Freni erklärte mir das Prozedere: Sobald Flüchtlinge die Insel erreichen, müssen sie sich bei den griechischen Behörden melden, meist bei der Polizei. Dabei bekommen sie die Option, Asyl zu beantragen. Sie sollten dabei automatisch einen Anhörungstermin erhalten. Wird ihr Asylantrag genehmigt, sind sie einen Schritt weiter und können die Insel verlassen. Wird er abgelehnt, können sie Berufung einlegen und der Prozess kann sich noch ein paar Monate hinziehen. So sollte das zumindest laufen.

Im September zündete sich ein junger Pakistaner namens Ayman aus Protest an. Sein Asylantrag war abgelehnt worden.

Sie schien überrascht, als ich sagte, Walids Status als palästinensischer Flüchtling habe zu seiner dauerhaften Internierung auf der Insel geführt. Freni betonte, dass internationales Recht Flüchtlingen ein Asylverfahren zusichert. "Das sind unveräußerliche Menschenrechte. Niemand kann jemandem das Recht verwehren, Asyl zu beantragen." Aber in der Realität liegen die Dinge nicht so eindeutig. Spätestens mit dem EU-Türkei-Abkommen wurden die Beamten auf den Inseln angewiesen, zunächst Anträge von Syrern zu bearbeiten, und erst dann die bestimmter anderer Nationalitäten. Alle anderen blieben im Dunkeln über ihre Anträge oder wurden sogar abgeschoben. Der ganze Bearbeitungsprozess in den griechischen Hotspots ist kontrovers und schwierig; da kann es schnell zu Situationen wie Walids kommen.
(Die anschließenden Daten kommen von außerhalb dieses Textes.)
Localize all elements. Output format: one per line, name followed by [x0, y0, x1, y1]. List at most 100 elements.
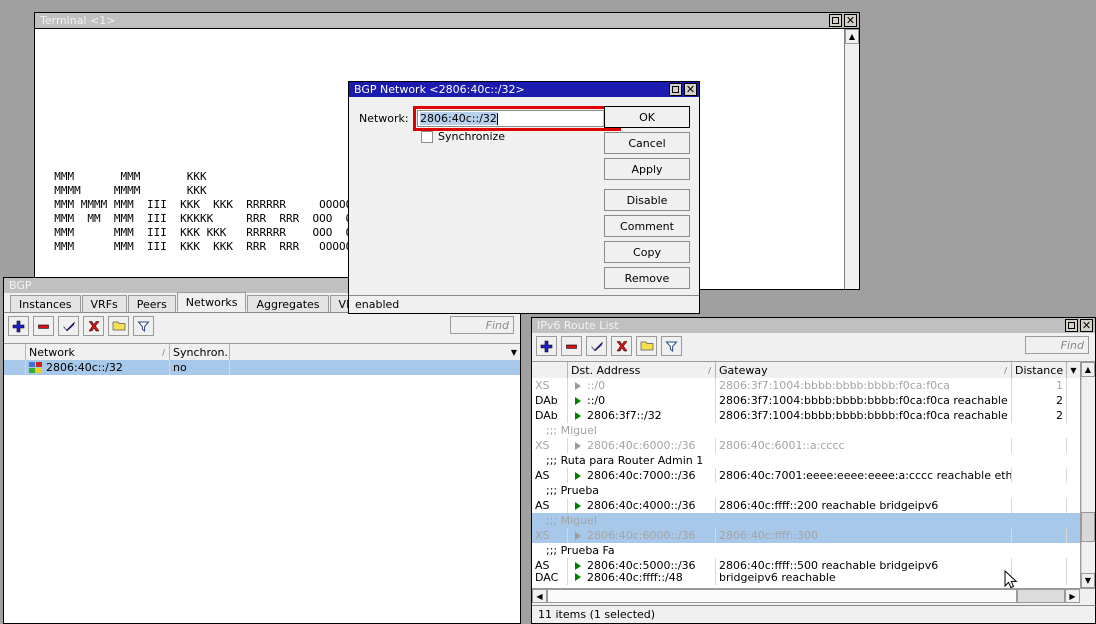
bgp-networks-table[interactable]: Network ∕ Synchron... ▼: [4, 343, 520, 623]
table-row[interactable]: DAb::/02806:3f7:1004:bbbb:bbbb:bbbb:f0ca…: [532, 393, 1080, 408]
table-row[interactable]: 2806:40c::/32 no: [4, 360, 520, 375]
add-icon[interactable]: [536, 336, 557, 356]
route-hscroll-track[interactable]: [1017, 589, 1065, 603]
table-row[interactable]: ;;; Prueba: [532, 483, 1080, 498]
comment-button[interactable]: Comment: [604, 215, 690, 237]
route-expand-icon[interactable]: [575, 562, 581, 570]
bgp-col-flags[interactable]: [4, 344, 26, 360]
bgp-col-menu[interactable]: ▼: [230, 344, 520, 360]
tab-peers[interactable]: Peers: [128, 295, 176, 312]
table-row[interactable]: XS::/02806:3f7:1004:bbbb:bbbb:bbbb:f0ca:…: [532, 378, 1080, 393]
table-row[interactable]: DAb2806:3f7::/322806:3f7:1004:bbbb:bbbb:…: [532, 408, 1080, 423]
table-row[interactable]: ;;; Prueba Fa: [532, 543, 1080, 558]
route-expand-icon[interactable]: [575, 573, 581, 581]
scroll-down-icon[interactable]: ▼: [1081, 573, 1095, 588]
table-row[interactable]: AS2806:40c:4000::/362806:40c:ffff::200 r…: [532, 498, 1080, 513]
terminal-vertical-scrollbar[interactable]: ▲: [844, 29, 859, 289]
network-field-highlight: 2806:40c::/32: [413, 106, 621, 131]
route-scroll-track-bottom[interactable]: [1081, 542, 1095, 573]
comment-icon[interactable]: [108, 316, 129, 336]
bgp-col-synchronize[interactable]: Synchron...: [170, 344, 230, 360]
route-scroll-thumb[interactable]: [1081, 512, 1095, 542]
apply-button[interactable]: Apply: [604, 158, 690, 180]
add-icon[interactable]: [8, 316, 29, 336]
ok-button[interactable]: OK: [604, 106, 690, 128]
scroll-up-icon[interactable]: ▲: [845, 29, 859, 44]
route-col-menu[interactable]: ▼: [1067, 362, 1080, 378]
route-scroll-track-top[interactable]: [1081, 377, 1095, 512]
table-row[interactable]: ;;; Miguel: [532, 423, 1080, 438]
close-icon[interactable]: ✕: [844, 14, 857, 27]
bgp-network-dialog[interactable]: BGP Network <2806:40c::/32> ✕ Network: 2…: [348, 81, 700, 314]
bgp-find-input[interactable]: Find: [450, 316, 514, 334]
bgp-col-network[interactable]: Network ∕: [26, 344, 170, 360]
maximize-icon[interactable]: [1065, 319, 1078, 332]
route-distance: [1012, 528, 1067, 543]
route-col-dst-address[interactable]: Dst. Address ∕: [568, 362, 716, 378]
close-icon[interactable]: ✕: [1080, 319, 1093, 332]
disable-icon[interactable]: [611, 336, 632, 356]
maximize-icon[interactable]: [829, 14, 842, 27]
scroll-right-icon[interactable]: ▶: [1065, 589, 1080, 603]
bgp-window[interactable]: BGP Instances VRFs Peers Networks Aggreg…: [3, 277, 521, 624]
synchronize-checkbox[interactable]: [421, 131, 433, 143]
route-comment: ;;; Ruta para Router Admin 1: [532, 453, 1080, 468]
network-input[interactable]: 2806:40c::/32: [417, 110, 617, 127]
enable-icon[interactable]: [58, 316, 79, 336]
network-field-label: Network:: [359, 112, 413, 125]
table-row[interactable]: ;;; Ruta para Router Admin 1: [532, 453, 1080, 468]
route-list-titlebar[interactable]: IPv6 Route List ✕: [532, 318, 1095, 333]
text-caret: [497, 113, 498, 125]
filter-icon[interactable]: [133, 316, 154, 336]
route-table-viewport[interactable]: Dst. Address ∕ Gateway ∕ Distance ▼: [532, 362, 1080, 588]
table-row[interactable]: DAC2806:40c:ffff::/48bridgeipv6 reachabl…: [532, 573, 1080, 581]
dialog-titlebar[interactable]: BGP Network <2806:40c::/32> ✕: [349, 82, 699, 97]
route-col-flags[interactable]: [532, 362, 568, 378]
copy-button[interactable]: Copy: [604, 241, 690, 263]
route-expand-icon[interactable]: [575, 472, 581, 480]
enable-icon[interactable]: [586, 336, 607, 356]
comment-icon[interactable]: [636, 336, 657, 356]
remove-button[interactable]: Remove: [604, 267, 690, 289]
route-expand-icon[interactable]: [575, 397, 581, 405]
network-input-value: 2806:40c::/32: [420, 112, 497, 125]
route-expand-icon[interactable]: [575, 442, 581, 450]
remove-icon[interactable]: [561, 336, 582, 356]
tab-aggregates[interactable]: Aggregates: [247, 295, 328, 312]
route-hscroll-thumb[interactable]: [547, 589, 1017, 603]
route-col-gateway[interactable]: Gateway ∕: [716, 362, 1012, 378]
maximize-icon[interactable]: [669, 83, 682, 96]
route-expand-icon[interactable]: [575, 412, 581, 420]
route-gateway: 2806:3f7:1004:bbbb:bbbb:bbbb:f0ca:f0ca: [716, 378, 1012, 393]
close-icon[interactable]: ✕: [684, 83, 697, 96]
disable-icon[interactable]: [83, 316, 104, 336]
remove-icon[interactable]: [33, 316, 54, 336]
terminal-scroll-track[interactable]: [845, 44, 859, 289]
tab-instances[interactable]: Instances: [10, 295, 81, 312]
tab-instances-label: Instances: [19, 298, 72, 311]
route-list-toolbar: Find: [532, 333, 1095, 359]
filter-icon[interactable]: [661, 336, 682, 356]
route-find-input[interactable]: Find: [1025, 336, 1089, 354]
table-row[interactable]: XS2806:40c:6000::/362806:40c:6001::a:ccc…: [532, 438, 1080, 453]
disable-button[interactable]: Disable: [604, 189, 690, 211]
table-row[interactable]: XS2806:40c:6000::/362806:40c:ffff::300: [532, 528, 1080, 543]
tab-vrfs[interactable]: VRFs: [82, 295, 127, 312]
route-expand-icon[interactable]: [575, 382, 581, 390]
route-distance: 2: [1012, 408, 1067, 423]
scroll-left-icon[interactable]: ◀: [532, 589, 547, 603]
ipv6-route-list-window[interactable]: IPv6 Route List ✕: [531, 317, 1096, 624]
bgp-row-synchronize: no: [170, 360, 230, 375]
scroll-up-icon[interactable]: ▲: [1081, 362, 1095, 377]
route-horizontal-scrollbar[interactable]: ◀ ▶: [532, 588, 1095, 603]
route-vertical-scrollbar[interactable]: ▲ ▼: [1080, 362, 1095, 588]
tab-networks[interactable]: Networks: [177, 292, 247, 312]
route-expand-icon[interactable]: [575, 532, 581, 540]
cancel-button[interactable]: Cancel: [604, 132, 690, 154]
route-dst-address: 2806:40c:4000::/36: [568, 498, 716, 513]
table-row[interactable]: ;;; Miguel: [532, 513, 1080, 528]
terminal-titlebar[interactable]: Terminal <1> ✕: [35, 13, 859, 28]
table-row[interactable]: AS2806:40c:7000::/362806:40c:7001:eeee:e…: [532, 468, 1080, 483]
route-expand-icon[interactable]: [575, 502, 581, 510]
route-col-distance[interactable]: Distance: [1012, 362, 1067, 378]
Ob die langen Wartezeiten der Palästinenser bewusste Entscheidungen der Behörden waren oder eine unglückliche Folge bürokratischer Inkompetenz, ist schwer zu sagen.

Trotz der EU-Pläne, innerhalb von 2 Jahren bis zu 160.000 Flüchtlinge aus Griechenland und Italien umzusiedeln, waren es im letzten Jahr nur 8.162, die umgesiedelt wurden, davon 6.212 aus Griechenland. Im November sagte mir Perrin: "Die Regierung hat keinen Plan, die Kapazitäten auf dem Festland zu erhöhen, sodass die Menschen schneller aufgenommen werden können." Wenn es so weitergeht, wird es zehn Jahre dauern, bis die restlichen Flüchtlinge Griechenland auf legalem Wege verlassen haben.
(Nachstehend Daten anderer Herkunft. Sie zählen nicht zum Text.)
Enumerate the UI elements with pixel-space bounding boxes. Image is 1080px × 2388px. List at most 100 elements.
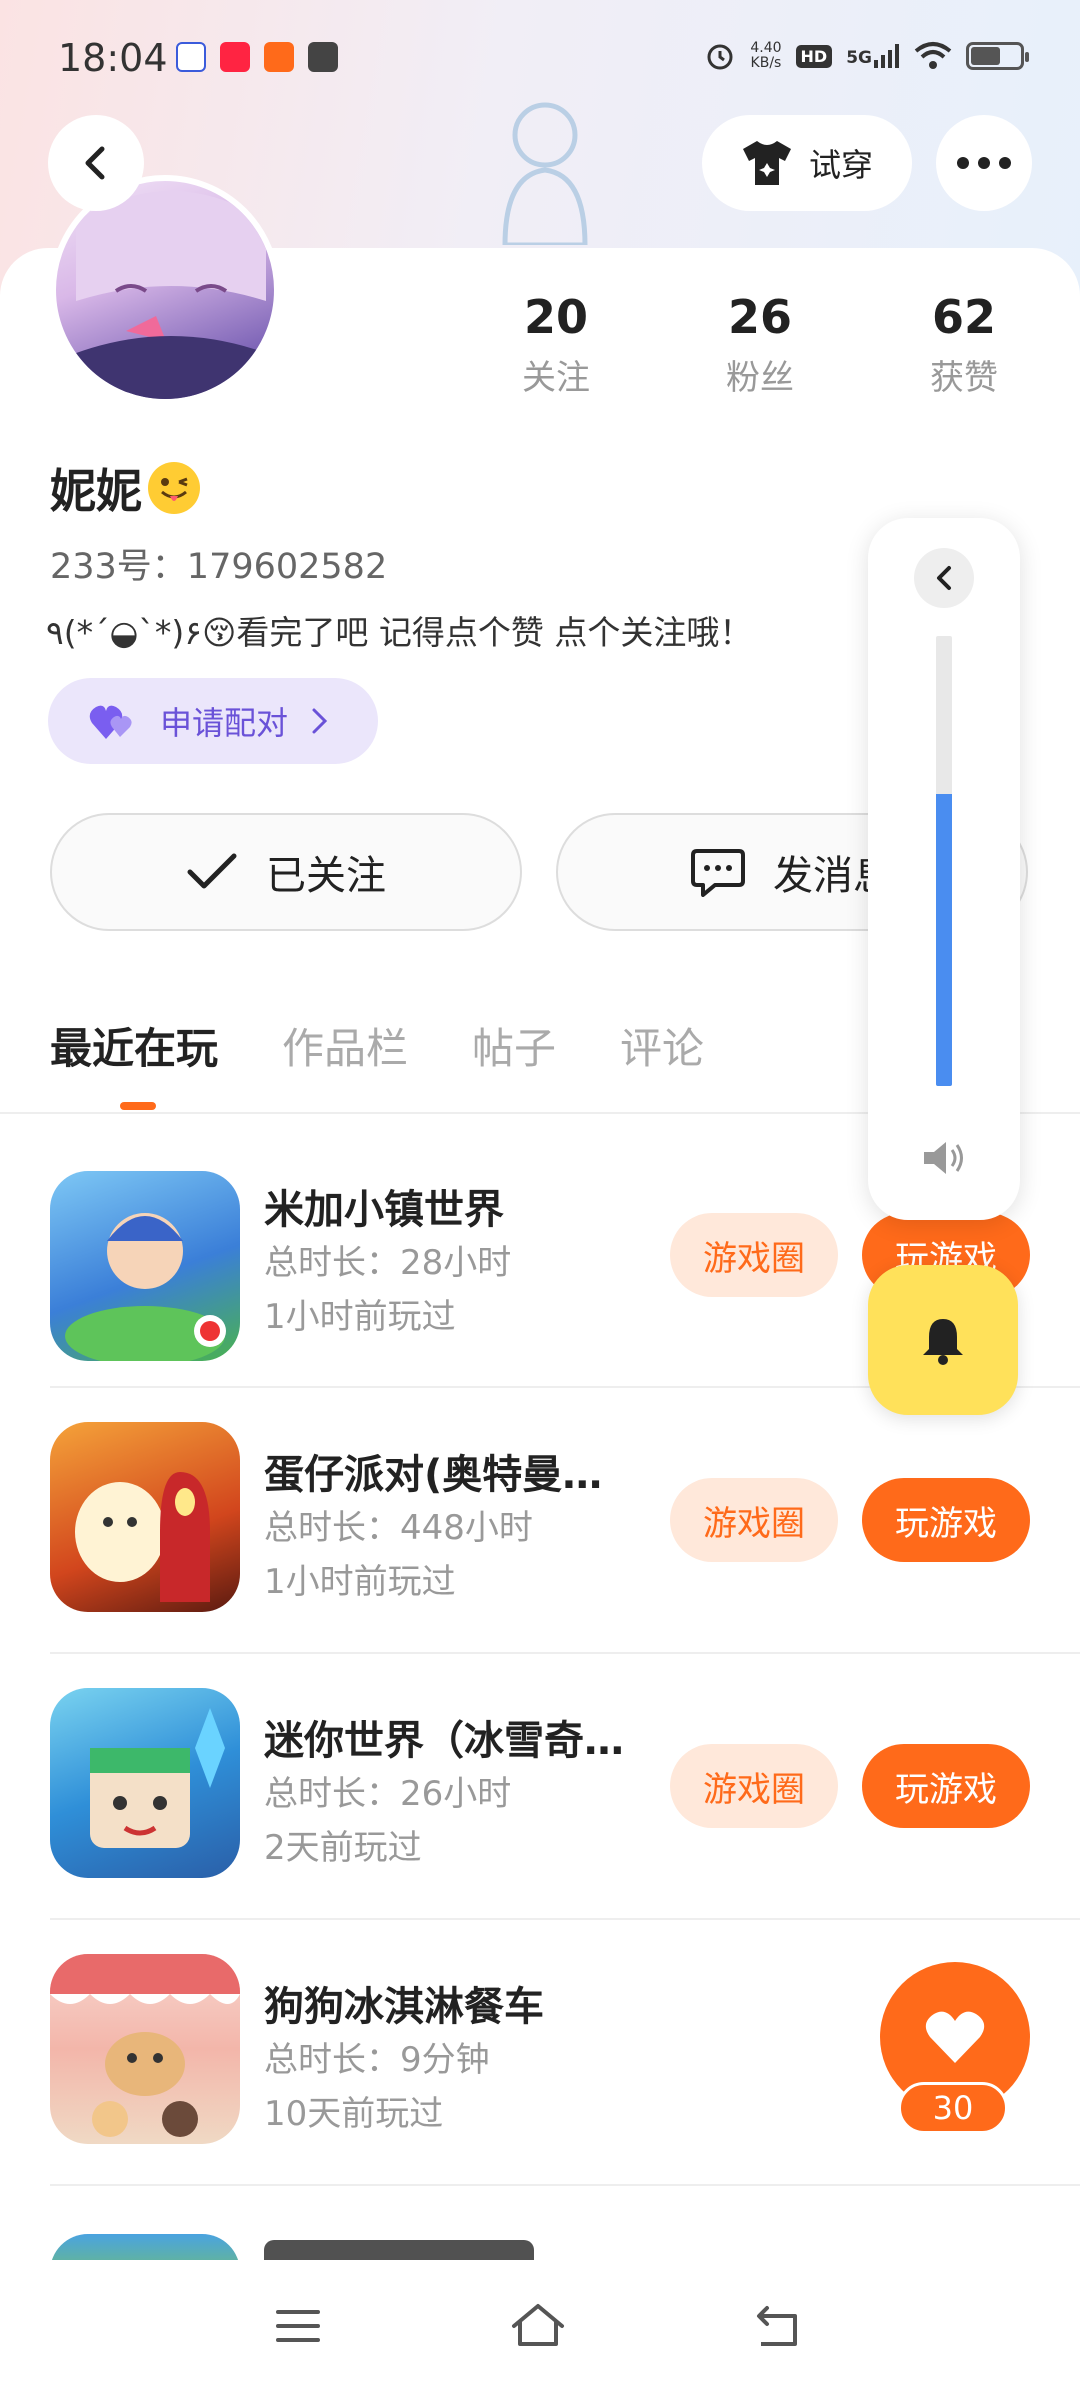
game-icon-partial <box>50 2234 240 2260</box>
stat-fans[interactable]: 26 粉丝 <box>680 290 840 399</box>
username-row: 妮妮 <box>50 455 200 521</box>
try-on-button[interactable]: 试穿 <box>702 115 912 211</box>
xiaohongshu-icon <box>220 42 250 72</box>
volume-slider[interactable] <box>936 636 952 1086</box>
net-speed-value: 4.40 <box>750 40 782 56</box>
profile-tabs: 最近在玩 作品栏 帖子 评论 <box>50 1015 704 1076</box>
game-last-played: 1小时前玩过 <box>264 1297 456 1337</box>
volume-collapse-button[interactable] <box>914 548 974 608</box>
video-app-icon <box>308 42 338 72</box>
menu-icon <box>276 2310 320 2342</box>
game-title: 蛋仔派对(奥特曼… <box>264 1452 603 1498</box>
volume-slider-fill <box>936 793 952 1086</box>
followed-label: 已关注 <box>266 853 386 899</box>
try-on-label: 试穿 <box>808 146 873 184</box>
net-speed: 4.40 KB/s <box>750 41 781 71</box>
game-circle-button[interactable]: 游戏圈 <box>670 1213 838 1297</box>
game-circle-button[interactable]: 游戏圈 <box>670 1744 838 1828</box>
stat-likes-label: 获赞 <box>930 358 998 398</box>
status-indicators: 4.40 KB/s HD 5G <box>704 40 1029 72</box>
speaker-icon[interactable] <box>914 1128 974 1188</box>
nav-back-button[interactable] <box>748 2296 808 2356</box>
system-nav-bar <box>0 2260 1080 2388</box>
battery-icon <box>966 42 1029 70</box>
back-button[interactable] <box>48 115 144 211</box>
tab-recently-played[interactable]: 最近在玩 <box>50 1015 218 1076</box>
play-game-button[interactable]: 玩游戏 <box>862 1744 1030 1828</box>
game-last-played: 10天前玩过 <box>264 2094 444 2134</box>
game-duration: 总时长：9分钟 <box>264 2040 490 2080</box>
home-icon <box>512 2304 564 2346</box>
wifi-icon <box>914 42 952 69</box>
heart-icon <box>925 2011 985 2063</box>
game-row[interactable]: 迷你世界（冰雪奇… 总时长：26小时 2天前玩过 游戏圈 玩游戏 <box>0 1666 1080 1932</box>
row-divider <box>50 2184 1080 2186</box>
heart-pair-icon <box>89 705 132 739</box>
alarm-icon <box>707 44 733 70</box>
stat-fans-value: 26 <box>727 290 792 344</box>
game-icon-miga-town <box>50 1171 240 1361</box>
bell-icon <box>923 1319 963 1365</box>
more-options-button[interactable] <box>936 115 1032 211</box>
network-type: 5G <box>846 48 872 68</box>
status-bar: 18:04 4.40 KB/s HD 5G <box>0 0 1080 110</box>
active-tab-indicator <box>120 1102 156 1110</box>
tab-posts[interactable]: 帖子 <box>472 1015 556 1076</box>
message-bubble-icon <box>691 849 745 897</box>
game-title: 狗狗冰淇淋餐车 <box>264 1984 544 2030</box>
row-divider <box>50 1652 1080 1654</box>
stat-fans-label: 粉丝 <box>726 358 794 398</box>
row-divider <box>50 1918 1080 1920</box>
game-icon-eggy-party <box>50 1422 240 1612</box>
nav-menu-button[interactable] <box>268 2296 328 2356</box>
back-nav-icon <box>757 2306 797 2346</box>
bio: ٩(*´◒`*)۶😚看完了吧 记得点个赞 点个关注哦！ <box>46 613 753 652</box>
stat-following-label: 关注 <box>522 358 590 398</box>
notification-bell-button[interactable] <box>868 1265 1018 1415</box>
nav-home-button[interactable] <box>508 2296 568 2356</box>
tongue-emoji-icon <box>148 462 200 514</box>
like-count: 30 <box>898 2082 1008 2134</box>
cellular-signal: 5G <box>846 44 900 68</box>
chevron-right-icon <box>312 708 328 734</box>
play-game-button[interactable]: 玩游戏 <box>862 1478 1030 1562</box>
game-title: 迷你世界（冰雪奇… <box>264 1718 624 1764</box>
net-speed-unit: KB/s <box>750 55 782 71</box>
stat-likes-value: 62 <box>931 290 996 344</box>
app-grid-icon <box>264 42 294 72</box>
status-app-icons <box>176 42 338 72</box>
tshirt-icon <box>742 141 791 185</box>
chevron-left-icon <box>937 566 951 590</box>
back-arrow-icon <box>85 146 105 180</box>
game-title-partial <box>264 2240 534 2260</box>
game-row[interactable]: 蛋仔派对(奥特曼… 总时长：448小时 1小时前玩过 游戏圈 玩游戏 <box>0 1400 1080 1666</box>
followed-button[interactable]: 已关注 <box>50 813 522 931</box>
username: 妮妮 <box>50 464 142 518</box>
dressup-figure-icon <box>502 102 588 245</box>
stat-following[interactable]: 20 关注 <box>476 290 636 399</box>
tab-works[interactable]: 作品栏 <box>282 1015 408 1076</box>
check-icon <box>187 853 237 889</box>
hd-badge: HD <box>795 44 833 68</box>
user-id: 233号：179602582 <box>50 547 388 587</box>
volume-panel <box>868 518 1020 1220</box>
signal-bars-icon <box>874 44 899 68</box>
game-duration: 总时长：26小时 <box>264 1774 512 1814</box>
apply-pair-label: 申请配对 <box>160 704 289 742</box>
baidu-icon <box>176 42 206 72</box>
game-duration: 总时长：448小时 <box>264 1508 533 1548</box>
game-circle-button[interactable]: 游戏圈 <box>670 1478 838 1562</box>
stat-following-value: 20 <box>523 290 588 344</box>
status-time: 18:04 <box>58 36 168 80</box>
stat-likes[interactable]: 62 获赞 <box>884 290 1044 399</box>
apply-pair-button[interactable]: 申请配对 <box>48 678 378 764</box>
tab-comments[interactable]: 评论 <box>620 1015 704 1076</box>
game-last-played: 2天前玩过 <box>264 1828 422 1868</box>
game-title: 米加小镇世界 <box>264 1187 504 1233</box>
game-icon-mini-world <box>50 1688 240 1878</box>
more-dots-icon <box>957 157 1011 169</box>
game-duration: 总时长：28小时 <box>264 1243 512 1283</box>
game-row-partial <box>0 2230 1080 2260</box>
game-last-played: 1小时前玩过 <box>264 1562 456 1602</box>
game-icon-dog-ice-cream-truck <box>50 1954 240 2144</box>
Dass die griechischen Behörden es versäumen, akzeptable Lebensbedingungen für Geflüchtete zu schaffen, ergibt zynisch gesehen Sinn: Wenn die Bedingungen in Griechenland unmenschlich genug sind, lassen sich Flüchtlinge mit Geld über die Grenze schmuggeln, die Armen kehren vielleicht in ihre Heimat zurück. Doch viele sehen die Hauptverantwortung ohnehin eine Stufe höher, bei der EU.

"Die EU will Flüchtlingen zeigen, dass sie in Griechenland schlimme Verhältnisse erwarten", sagte Perrin. "Ich denke, es wird versucht, die Leute davon abzuhalten, in Europa Schutz zu suchen."
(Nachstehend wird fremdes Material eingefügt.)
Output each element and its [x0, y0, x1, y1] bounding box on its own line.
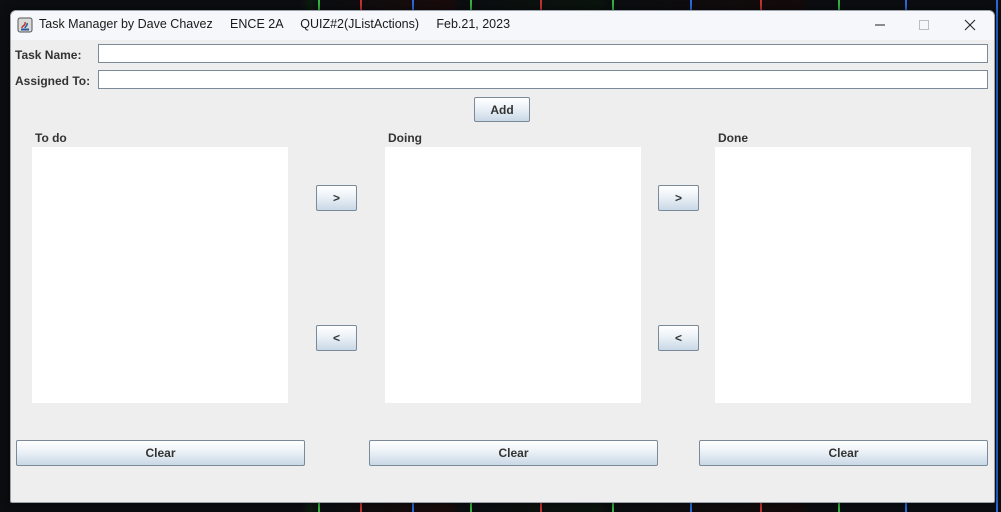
move-todo-to-doing-button[interactable]: >: [316, 185, 357, 211]
assigned-to-input[interactable]: [98, 70, 988, 89]
maximize-icon: [918, 16, 930, 35]
todo-list[interactable]: [32, 147, 288, 403]
add-button[interactable]: Add: [474, 97, 530, 122]
move-doing-to-todo-button[interactable]: <: [316, 325, 357, 351]
minimize-icon: [874, 16, 886, 35]
done-list[interactable]: [715, 147, 971, 403]
minimize-button[interactable]: [857, 11, 903, 40]
doing-list[interactable]: [385, 147, 641, 403]
close-button[interactable]: [947, 11, 993, 40]
assigned-to-label: Assigned To:: [15, 74, 91, 88]
doing-label: Doing: [388, 131, 422, 145]
clear-doing-button[interactable]: Clear: [369, 440, 658, 466]
done-label: Done: [718, 131, 748, 145]
move-done-to-doing-button[interactable]: <: [658, 325, 699, 351]
move-doing-to-done-button[interactable]: >: [658, 185, 699, 211]
maximize-button[interactable]: [901, 11, 947, 40]
task-name-label: Task Name:: [15, 48, 82, 62]
close-icon: [964, 16, 976, 35]
window-title: Task Manager by Dave Chavez ENCE 2A QUIZ…: [39, 17, 511, 31]
todo-label: To do: [35, 131, 67, 145]
clear-done-button[interactable]: Clear: [699, 440, 988, 466]
task-manager-window: Task Manager by Dave Chavez ENCE 2A QUIZ…: [10, 10, 995, 503]
desktop-streak: [996, 0, 998, 512]
title-bar[interactable]: Task Manager by Dave Chavez ENCE 2A QUIZ…: [11, 11, 994, 40]
task-name-input[interactable]: [98, 44, 988, 63]
clear-todo-button[interactable]: Clear: [16, 440, 305, 466]
java-app-icon: [17, 17, 33, 33]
Gerald Knaus, dessen Thinktank European Stability Initiative das EU-Türkei-Abkommen entworfen haben soll, stellte den Deal als letztes Mittel dar, die Werte der EU aus dem Würgegriff des rechtsextremen Nationalismus zu befreien. Wenn man nicht jedem Flüchtling die Gelegenheit gebe, Asyl zu beantragen, sei die EU bald wie Australien, wo man Bootsflüchtlinge unter menschenunwürdigen Bedingungen auf Inseln interniert. Davon würden nur rechte Politiker profitieren, wie der ungarische Ministerpräsident Viktor Orbán, der die Flüchtlingskrise ausgenutzt hat, um zu behaupten, dass "die liberalen Demokratien nicht länger das Volk vertreten und universelle Menschenrechte der Vergangenheit angehören".

Khrayba, 20, der mir im Laufe unserer mehrmonatigen Facebook-Unterhaltung Fotos des Lagers auf Samos schickte. Ich traf ihn schließlich in Athen, nachdem ich ihn in dem Hotspot auf Samos verpasst hatte.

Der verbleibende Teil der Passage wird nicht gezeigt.